Tomorrow afternoon, you could kick off the weekend as I usually do — plant yourself down at the library and glue your eyeballs to your laptop screen for two hours.

ALTERNATELY, you could plant yourself down in a comfy chair in the neat North Quad collaborative space and glue your eyeballs to a different screen to live and learn through the experiences of Black players on the German national soccer team.

UM’s German department is hosting a curated screening of the 2021 documentary film “Schwarze Adler” or “Black Eagles” tomorrow from 2-4PM in North Quad 2435. https://events.umich.edu/event/90023

“The documentary lets black players of the German national soccer team tell their personal stories for the first time. What road did they take and what obstacles did they have to overcome before they got to where we cheer for them?”

As we head into a weekend of events celebrating the life and legacy of Dr. Martin Luther King Jr, I strongly encourage you to make time to reflect on the values that drove his and countless other lesser-mentioned civil rights leaders to fight inequities in their community, and how you are upholding those values.
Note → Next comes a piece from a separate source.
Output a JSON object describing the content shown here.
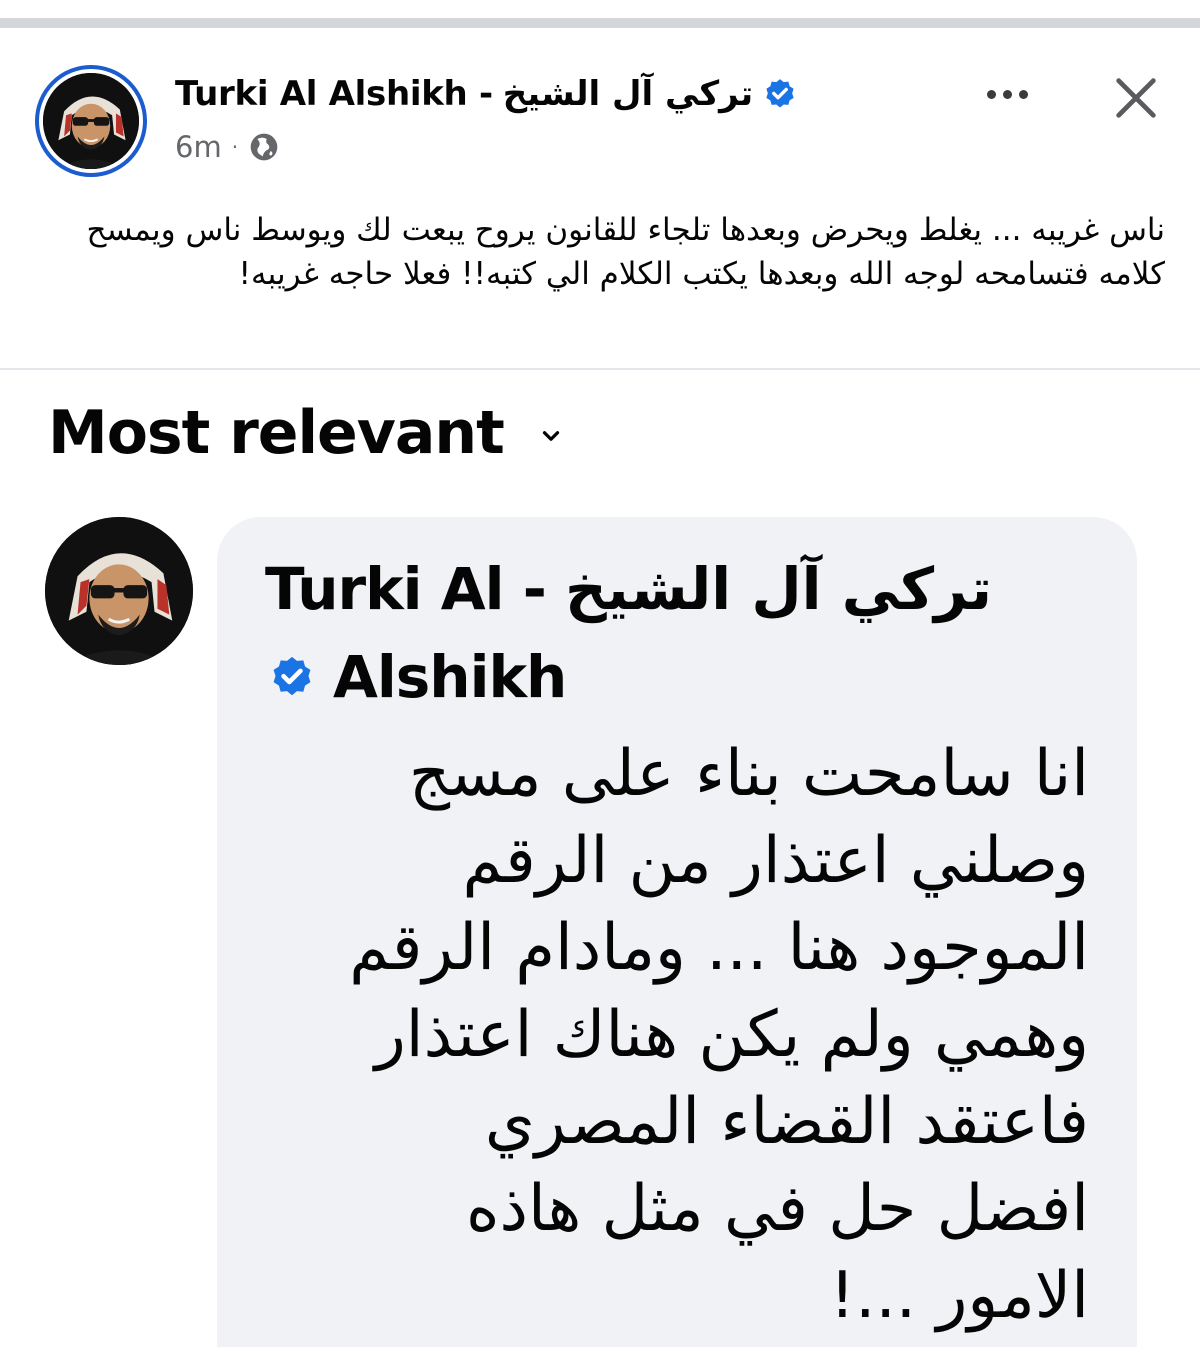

I think we can all agree that working and living as an athlete is extremely challenging. There are a heap of pressures riding on these people’s backs: the internal drive to win, press and media attention, and the demands of your coach and teammates. It’s stressful at all levels, from high school to the NCAA to the pro leagues.

Those pressures are multiplied for athletes of color, who are often dehumanized. In the U.S. today, Black athletes are dogged by stereotypes that chalk their talent up to “inherent physical ability” rather than the actual years of hard training and practice they put into the game. They have to deal with antiquated competition restrictions that center the needs of their white counterparts (Exhibit A: https://www.nytimes.com/2021/07/14/style/olympics-soul-cap-ban-swimming.html), and then are shamed for using their platforms to protest their unjust treatment or prioritizing their mental health (ex: Colin Kaepernick, Naomi Osaka). Here’s an interesting history of Black athletes at our very own university: https://heritage.umich.edu/stories/lonely-as-hell/.

Now move the map to Germany. The personal stories of these players will likely be entirely different, and yet…similar in some fundamental ways to what we see in our country. What I think will be invaluable about this film is that the soccer players will be telling their own stories directly to the camera — no filtering or watering down included. This will be a thought-provoking way to get out of the U.S-centric perspective bubble I live in.

I hope to see some of you there!

Himaja

Himaja (she/her) is a Computer Engineering and Writing student with a particular love for music and dance. She's made of 70% mac 'n cheese and 30% coffee and spends her free time going down Wikipedia rabbit holes and writing postcard fiction.